De zaak in het kort
In deze zaak heeft de rechtbank Gelderland geoordeeld over een geschil tussen een belastingplichtige en de Belastingdienst. De kwestie draaide om de inkomstenbelasting voor het jaar 2021, met name het inkomen uit sparen en beleggen in box 3. De belastingplichtige betoogde dat zijn werkelijk rendement lager was dan het forfaitaire rendement dat door de inspecteur was gehanteerd. De rechtbank stelde de belastingplichtige in het gelijk en verklaarde het beroep gegrond, wat leidde tot een aanpassing van de aanslag.
Het verloop van het proces en de feiten
De belastingplichtige, hierna belanghebbende genoemd, had een aanslag inkomstenbelasting en premie volksverzekeringen ontvangen voor het jaar 2021, gebaseerd op een belastbaar inkomen uit werk en woning van €78.920 en een belastbaar inkomen uit sparen en beleggen van €207. Deze aanslag was opgelegd conform de door belanghebbende ingediende aangifte. Echter, belanghebbende was het niet eens met de aanslag, specifiek met betrekking tot de box 3 heffing, en maakte bezwaar op 24 oktober 2022.
Belanghebbende stelde dat zijn Vve-aandeel ten onrechte als “overige bezittingen” was aangemerkt in plaats van “bank- en spaartegoeden”. Dit bezwaar werd op 15 maart 2023 door de inspecteur afgewezen. De inspecteur handhaafde de aanslag en stelde dat het werkelijke rendement van belanghebbende hoger was dan het forfaitaire rendement, mede door een toename van het spaarsaldo.

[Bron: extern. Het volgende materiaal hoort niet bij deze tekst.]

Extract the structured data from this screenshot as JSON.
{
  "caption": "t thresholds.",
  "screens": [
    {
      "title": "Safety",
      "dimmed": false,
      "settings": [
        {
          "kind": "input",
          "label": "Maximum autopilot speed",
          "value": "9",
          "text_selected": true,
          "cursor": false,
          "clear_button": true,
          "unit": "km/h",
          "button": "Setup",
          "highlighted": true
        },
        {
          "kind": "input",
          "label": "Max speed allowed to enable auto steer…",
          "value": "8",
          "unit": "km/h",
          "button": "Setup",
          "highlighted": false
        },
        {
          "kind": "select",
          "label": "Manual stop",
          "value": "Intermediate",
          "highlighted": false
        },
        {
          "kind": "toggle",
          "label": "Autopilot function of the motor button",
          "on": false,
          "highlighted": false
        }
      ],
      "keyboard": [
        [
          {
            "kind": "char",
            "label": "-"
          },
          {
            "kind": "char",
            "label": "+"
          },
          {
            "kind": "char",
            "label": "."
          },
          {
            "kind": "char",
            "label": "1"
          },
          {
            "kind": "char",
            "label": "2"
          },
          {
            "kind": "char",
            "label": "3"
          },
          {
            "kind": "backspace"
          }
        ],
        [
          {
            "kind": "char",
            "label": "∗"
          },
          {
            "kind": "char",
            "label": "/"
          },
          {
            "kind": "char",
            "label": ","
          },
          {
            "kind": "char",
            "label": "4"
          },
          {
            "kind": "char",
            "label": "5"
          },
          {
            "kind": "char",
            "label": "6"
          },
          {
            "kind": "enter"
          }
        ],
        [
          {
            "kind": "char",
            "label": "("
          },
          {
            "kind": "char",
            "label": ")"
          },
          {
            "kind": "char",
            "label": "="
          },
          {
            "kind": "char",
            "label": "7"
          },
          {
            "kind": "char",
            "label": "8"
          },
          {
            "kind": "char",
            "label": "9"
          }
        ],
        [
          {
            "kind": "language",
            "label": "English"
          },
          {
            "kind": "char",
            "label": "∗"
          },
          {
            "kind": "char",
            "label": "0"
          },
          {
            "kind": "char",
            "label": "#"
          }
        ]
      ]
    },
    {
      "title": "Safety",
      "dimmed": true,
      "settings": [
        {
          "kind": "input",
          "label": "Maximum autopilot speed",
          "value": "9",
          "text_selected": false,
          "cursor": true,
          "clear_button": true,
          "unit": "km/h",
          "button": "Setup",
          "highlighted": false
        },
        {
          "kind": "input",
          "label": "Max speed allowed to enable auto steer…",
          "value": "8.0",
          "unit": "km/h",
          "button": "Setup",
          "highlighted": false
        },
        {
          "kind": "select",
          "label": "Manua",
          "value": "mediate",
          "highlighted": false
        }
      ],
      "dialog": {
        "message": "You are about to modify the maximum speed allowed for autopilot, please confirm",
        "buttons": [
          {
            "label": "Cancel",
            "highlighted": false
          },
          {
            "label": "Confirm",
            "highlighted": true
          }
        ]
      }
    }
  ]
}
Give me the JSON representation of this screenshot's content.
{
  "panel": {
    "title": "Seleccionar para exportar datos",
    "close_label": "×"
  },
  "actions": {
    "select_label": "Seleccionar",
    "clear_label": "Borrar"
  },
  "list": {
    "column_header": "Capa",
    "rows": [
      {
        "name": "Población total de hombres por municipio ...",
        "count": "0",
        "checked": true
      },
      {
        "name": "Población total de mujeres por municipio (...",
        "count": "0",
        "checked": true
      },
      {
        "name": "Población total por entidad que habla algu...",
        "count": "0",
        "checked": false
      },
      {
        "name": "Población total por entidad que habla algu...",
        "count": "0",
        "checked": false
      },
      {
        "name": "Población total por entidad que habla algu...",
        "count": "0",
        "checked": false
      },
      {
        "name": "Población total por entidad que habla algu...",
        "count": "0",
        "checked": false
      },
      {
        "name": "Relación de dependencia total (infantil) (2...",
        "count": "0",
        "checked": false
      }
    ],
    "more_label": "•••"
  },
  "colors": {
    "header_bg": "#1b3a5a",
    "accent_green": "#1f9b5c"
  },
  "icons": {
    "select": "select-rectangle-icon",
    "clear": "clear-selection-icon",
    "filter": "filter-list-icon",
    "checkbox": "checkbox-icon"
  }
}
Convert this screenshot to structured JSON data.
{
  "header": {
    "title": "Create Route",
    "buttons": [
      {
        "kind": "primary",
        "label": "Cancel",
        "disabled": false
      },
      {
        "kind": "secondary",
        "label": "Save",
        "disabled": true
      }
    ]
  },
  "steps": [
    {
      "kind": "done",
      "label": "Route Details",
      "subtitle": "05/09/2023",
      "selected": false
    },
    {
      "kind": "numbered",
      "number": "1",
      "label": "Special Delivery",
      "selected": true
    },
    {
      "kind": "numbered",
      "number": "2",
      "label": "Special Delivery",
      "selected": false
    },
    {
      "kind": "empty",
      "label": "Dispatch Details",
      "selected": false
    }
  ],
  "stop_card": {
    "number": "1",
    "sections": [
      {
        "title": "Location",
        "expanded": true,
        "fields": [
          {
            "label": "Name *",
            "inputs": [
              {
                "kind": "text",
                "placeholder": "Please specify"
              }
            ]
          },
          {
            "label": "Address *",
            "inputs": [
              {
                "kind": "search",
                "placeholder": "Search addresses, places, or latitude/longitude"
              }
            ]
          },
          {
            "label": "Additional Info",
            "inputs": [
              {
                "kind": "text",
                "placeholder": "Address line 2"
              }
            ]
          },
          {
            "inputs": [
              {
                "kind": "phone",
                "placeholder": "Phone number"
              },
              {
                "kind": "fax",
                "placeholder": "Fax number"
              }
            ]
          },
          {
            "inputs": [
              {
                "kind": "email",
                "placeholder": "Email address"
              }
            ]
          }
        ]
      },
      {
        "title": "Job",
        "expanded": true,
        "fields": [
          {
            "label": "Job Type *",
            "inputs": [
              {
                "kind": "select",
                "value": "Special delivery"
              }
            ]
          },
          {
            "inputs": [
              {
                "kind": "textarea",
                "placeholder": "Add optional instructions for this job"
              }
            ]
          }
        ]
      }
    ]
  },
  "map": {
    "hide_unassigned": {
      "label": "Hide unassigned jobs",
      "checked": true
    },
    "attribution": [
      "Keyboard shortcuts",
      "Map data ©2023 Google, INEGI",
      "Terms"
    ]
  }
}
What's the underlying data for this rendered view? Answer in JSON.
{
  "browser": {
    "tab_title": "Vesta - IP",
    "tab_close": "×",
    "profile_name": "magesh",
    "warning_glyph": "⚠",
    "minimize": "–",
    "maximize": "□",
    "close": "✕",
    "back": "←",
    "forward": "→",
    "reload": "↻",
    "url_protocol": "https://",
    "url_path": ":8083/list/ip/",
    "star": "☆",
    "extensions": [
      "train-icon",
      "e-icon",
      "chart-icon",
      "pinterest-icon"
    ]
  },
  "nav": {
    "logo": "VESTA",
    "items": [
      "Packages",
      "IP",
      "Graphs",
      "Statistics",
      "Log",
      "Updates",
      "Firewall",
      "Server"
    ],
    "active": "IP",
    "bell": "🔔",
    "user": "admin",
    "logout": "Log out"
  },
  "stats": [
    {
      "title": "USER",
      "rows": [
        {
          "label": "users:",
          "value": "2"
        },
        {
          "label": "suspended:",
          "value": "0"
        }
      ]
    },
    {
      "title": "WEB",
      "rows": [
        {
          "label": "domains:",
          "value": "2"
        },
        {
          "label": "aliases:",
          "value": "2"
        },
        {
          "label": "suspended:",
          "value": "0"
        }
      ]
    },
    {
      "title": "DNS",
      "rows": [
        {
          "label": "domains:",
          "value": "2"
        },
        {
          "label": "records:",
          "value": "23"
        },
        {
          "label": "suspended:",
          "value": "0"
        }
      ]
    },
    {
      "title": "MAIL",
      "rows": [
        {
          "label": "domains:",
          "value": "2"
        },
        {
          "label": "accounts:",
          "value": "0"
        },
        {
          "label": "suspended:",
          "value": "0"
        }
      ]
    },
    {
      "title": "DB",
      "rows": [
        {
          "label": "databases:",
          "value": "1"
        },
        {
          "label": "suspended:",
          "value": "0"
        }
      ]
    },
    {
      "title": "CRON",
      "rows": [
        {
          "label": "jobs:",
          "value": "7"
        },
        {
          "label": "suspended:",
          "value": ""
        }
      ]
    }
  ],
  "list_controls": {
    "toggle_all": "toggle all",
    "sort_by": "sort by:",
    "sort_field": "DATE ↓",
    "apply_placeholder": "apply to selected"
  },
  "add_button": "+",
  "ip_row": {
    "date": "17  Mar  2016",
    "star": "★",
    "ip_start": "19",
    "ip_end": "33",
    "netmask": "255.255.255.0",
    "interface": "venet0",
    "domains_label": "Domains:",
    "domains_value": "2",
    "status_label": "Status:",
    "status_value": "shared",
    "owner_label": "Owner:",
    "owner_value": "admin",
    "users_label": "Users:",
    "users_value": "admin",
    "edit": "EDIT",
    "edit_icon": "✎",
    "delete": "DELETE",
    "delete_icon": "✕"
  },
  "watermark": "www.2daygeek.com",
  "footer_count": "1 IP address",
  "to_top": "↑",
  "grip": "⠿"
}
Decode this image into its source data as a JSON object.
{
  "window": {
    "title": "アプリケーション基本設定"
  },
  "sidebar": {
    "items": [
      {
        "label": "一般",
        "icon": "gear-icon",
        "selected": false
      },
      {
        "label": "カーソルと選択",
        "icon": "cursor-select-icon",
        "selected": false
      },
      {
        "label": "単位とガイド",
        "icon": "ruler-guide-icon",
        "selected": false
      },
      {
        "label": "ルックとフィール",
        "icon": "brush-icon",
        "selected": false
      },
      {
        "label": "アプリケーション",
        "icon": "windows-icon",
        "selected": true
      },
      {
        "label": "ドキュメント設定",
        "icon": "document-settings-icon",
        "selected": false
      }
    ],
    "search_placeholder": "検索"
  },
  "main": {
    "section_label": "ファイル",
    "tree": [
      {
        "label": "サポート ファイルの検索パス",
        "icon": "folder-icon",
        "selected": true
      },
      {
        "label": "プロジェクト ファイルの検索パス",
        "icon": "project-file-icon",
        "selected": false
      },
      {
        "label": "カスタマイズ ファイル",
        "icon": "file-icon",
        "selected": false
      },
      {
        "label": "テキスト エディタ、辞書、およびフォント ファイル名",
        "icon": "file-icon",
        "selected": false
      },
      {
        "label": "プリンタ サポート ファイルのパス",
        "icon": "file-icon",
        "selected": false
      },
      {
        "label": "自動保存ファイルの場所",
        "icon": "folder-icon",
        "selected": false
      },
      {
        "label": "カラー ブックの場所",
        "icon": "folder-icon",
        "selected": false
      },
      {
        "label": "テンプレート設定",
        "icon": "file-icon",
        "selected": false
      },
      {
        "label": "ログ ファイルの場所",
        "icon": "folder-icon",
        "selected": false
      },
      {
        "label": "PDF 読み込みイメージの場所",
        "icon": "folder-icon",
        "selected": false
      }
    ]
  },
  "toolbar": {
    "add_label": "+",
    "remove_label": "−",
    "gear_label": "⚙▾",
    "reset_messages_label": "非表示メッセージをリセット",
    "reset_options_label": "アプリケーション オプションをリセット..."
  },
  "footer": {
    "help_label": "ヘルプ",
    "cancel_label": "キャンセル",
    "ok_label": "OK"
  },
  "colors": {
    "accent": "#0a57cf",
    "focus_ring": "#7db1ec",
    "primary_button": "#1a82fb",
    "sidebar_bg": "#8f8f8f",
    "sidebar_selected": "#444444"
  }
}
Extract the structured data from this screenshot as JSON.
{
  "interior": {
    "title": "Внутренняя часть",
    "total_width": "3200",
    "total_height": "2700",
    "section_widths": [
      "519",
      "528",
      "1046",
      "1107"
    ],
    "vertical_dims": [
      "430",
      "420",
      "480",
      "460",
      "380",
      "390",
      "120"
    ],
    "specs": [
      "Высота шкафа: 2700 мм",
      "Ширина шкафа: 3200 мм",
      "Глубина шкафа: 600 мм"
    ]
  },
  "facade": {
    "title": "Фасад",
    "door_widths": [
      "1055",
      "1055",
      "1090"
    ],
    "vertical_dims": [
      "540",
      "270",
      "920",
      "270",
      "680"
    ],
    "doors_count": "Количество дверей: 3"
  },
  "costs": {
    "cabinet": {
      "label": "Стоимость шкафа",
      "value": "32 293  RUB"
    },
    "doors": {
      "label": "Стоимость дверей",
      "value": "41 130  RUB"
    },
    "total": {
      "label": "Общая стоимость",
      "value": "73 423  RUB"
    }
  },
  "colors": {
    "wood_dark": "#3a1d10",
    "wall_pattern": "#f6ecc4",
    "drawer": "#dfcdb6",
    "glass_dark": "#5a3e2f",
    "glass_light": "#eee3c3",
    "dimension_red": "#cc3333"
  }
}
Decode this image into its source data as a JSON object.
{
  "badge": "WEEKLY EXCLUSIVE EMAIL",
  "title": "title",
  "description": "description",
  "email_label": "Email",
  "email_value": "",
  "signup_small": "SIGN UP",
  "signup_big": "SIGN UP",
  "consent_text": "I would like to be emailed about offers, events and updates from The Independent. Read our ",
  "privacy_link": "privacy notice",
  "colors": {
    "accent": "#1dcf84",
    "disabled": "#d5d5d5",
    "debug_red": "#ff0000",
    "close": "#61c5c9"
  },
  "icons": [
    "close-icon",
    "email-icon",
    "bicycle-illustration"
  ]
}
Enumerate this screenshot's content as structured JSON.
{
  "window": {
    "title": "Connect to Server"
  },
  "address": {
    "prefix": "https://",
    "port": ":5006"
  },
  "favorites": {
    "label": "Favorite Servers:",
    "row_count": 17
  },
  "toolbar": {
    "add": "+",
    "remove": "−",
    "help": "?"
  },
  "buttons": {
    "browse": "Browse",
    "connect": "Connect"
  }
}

Tijdens de zitting op 11 oktober 2024 legde belanghebbende nadere stukken over, waaronder een jaaroverzicht van zijn bankrekening. Dit overzicht toonde aan dat het werkelijk rendement negatief was, met ontvangen rente van €5,81 en betaalde rente van €52,12. Belanghebbende trok zijn eerdere standpunt over de kwalificatie van zijn Vve-aandeel in, mede gelet op een recent arrest van de Hoge Raad.
De beslissing van de rechtbank.
De rechtbank oordeelde dat belanghebbende aannemelijk had gemaakt dat zijn werkelijk rendement lager was dan het forfaitaire rendement. De rechtbank vond dat de inspecteur ten onrechte geen rekening had gehouden met de betaalde rente als een negatief resultaat op het vermogensbestanddeel. De door de inspecteur gestelde vermogenstoename van meer dan €11.300 werd door de rechtbank niet als een werkelijke waardestijging erkend, omdat deze toename het gevolg was van spaargedrag en niet van een waardeverandering van de bestaande vermogensbestanddelen.
De rechtbank besliste dat het beroep gegrond was, vernietigde de uitspraak op bezwaar, en verminderde de aanslag IB/PVV 2021 tot een belastbaar inkomen uit werk en woning van €78.920 en een belastbaar inkomen uit sparen en beleggen van nihil. Daarnaast werd de inspecteur veroordeeld tot de vergoeding van het griffierecht en de reiskosten van belanghebbende.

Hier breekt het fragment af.